A esquerda não possui ideias de seu porque deixou de ler, de estudar, de reflectir, de analisar. Ajeitou o pretenso discurso a essa anomalia política, designada por "pragmatismo", e impôs a sua definição de democracia ao funcionamento dominante do capitalismo.
A direita, que é forjada nos aparelhos ideológicos de escolas e de universidades, não despreza as ideias, apenas não precisa delas, porque dispõe de veículos privilegiados, como, por exemplo, a cultura, as artes e os media para a transmissão das suas heranças de poder. As omissões e os esquecimentos deliberados, a rasura de nomes, a preeminência de autores "neutrais" sobre outros, inscrevem-se nesse quadro.
Há mais de 40 anos que a esquerda tem como garantia insensata a solidez da democracia. Maio de 68 abalou a convicção, pondo em causa o "estado de paz" e o capitalismo no seu próprio excesso. A perplexidade, não só na sociedade em geral, mas no interior do Partido Comunista Francês, incapaz de encontrar respostas fora das contidas na cartilha, conduziu a um modelo operatório que o sentenciou.
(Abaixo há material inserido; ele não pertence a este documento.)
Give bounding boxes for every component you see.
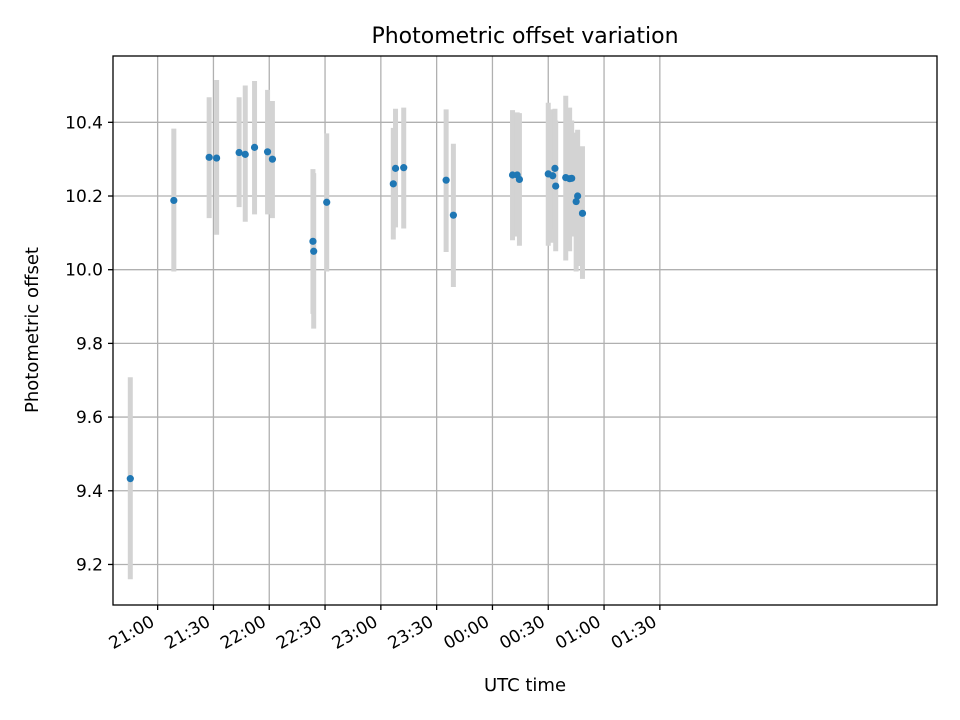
data-point <box>515 175 524 184</box>
y-tick-label: 10.0 <box>65 261 103 281</box>
data-point <box>263 148 272 156</box>
plot-frame <box>112 55 938 606</box>
data-point <box>549 172 557 180</box>
y-tick-label: 9.4 <box>76 482 103 502</box>
data-point <box>578 209 587 217</box>
data-point <box>309 237 317 245</box>
y-tick-label: 9.8 <box>76 334 103 354</box>
data-point <box>310 247 318 255</box>
grid <box>113 56 937 605</box>
data-point <box>323 198 331 206</box>
data-point <box>250 143 259 151</box>
data-point <box>170 196 178 205</box>
y-tick-label: 10.4 <box>65 113 103 133</box>
data-point <box>572 197 580 206</box>
data-point <box>442 176 450 184</box>
data-point <box>268 155 277 163</box>
data-point <box>205 153 213 161</box>
data-point <box>389 180 397 188</box>
y-axis-label: Photometric offset <box>22 247 43 413</box>
y-axis-ticks: 9.2 9.4 9.6 9.8 10.0 10.2 10.4 <box>65 113 113 575</box>
data-point <box>552 182 560 190</box>
data-point <box>241 150 249 158</box>
x-axis-label: UTC time <box>484 675 566 696</box>
data-point <box>400 164 408 172</box>
data-points <box>126 143 587 483</box>
data-point <box>551 164 559 172</box>
y-tick-label: 9.6 <box>76 408 103 428</box>
y-tick-label: 9.2 <box>76 555 103 575</box>
chart-title: Photometric offset variation <box>371 24 678 49</box>
data-point <box>126 475 134 483</box>
data-point <box>391 164 400 172</box>
data-point <box>213 154 221 162</box>
y-tick-label: 10.2 <box>65 187 103 207</box>
data-point <box>235 148 243 157</box>
data-point <box>449 211 457 219</box>
data-point <box>568 174 576 182</box>
data-point <box>574 192 582 200</box>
Alberto Morávia, num livro importante, Diário Europeu, afirmou, então, que os partidos comunistas ficariam reduzidos a uma espécie de "travão social", cada vez mais com maiores dificuldades. A atitude interrogatória evaporou-se com a hegemonia do pensamento único. Com uma esquerda assim, a direita não precisa de ideias.
A complexidade dos acontecimentos mundiais, a derrocada do comunismo e a deterioração do socialismo abriram caminho à doutrina "liberal", assente no mais nefasto retrocesso histórico de que há memória. Porém, no que parece a força inexpugnável do "mercado" e do que lhe subjaz, consiste, também, a sua fragilidade. O Estado português arquejou de pavor. Bastou que um movimento "inorgânico" juntasse os elos. Uma vez mais, Sócrates não percebeu os sinais. E a esquerda, no geral, também não. Mas algo de novo abalou o esquema.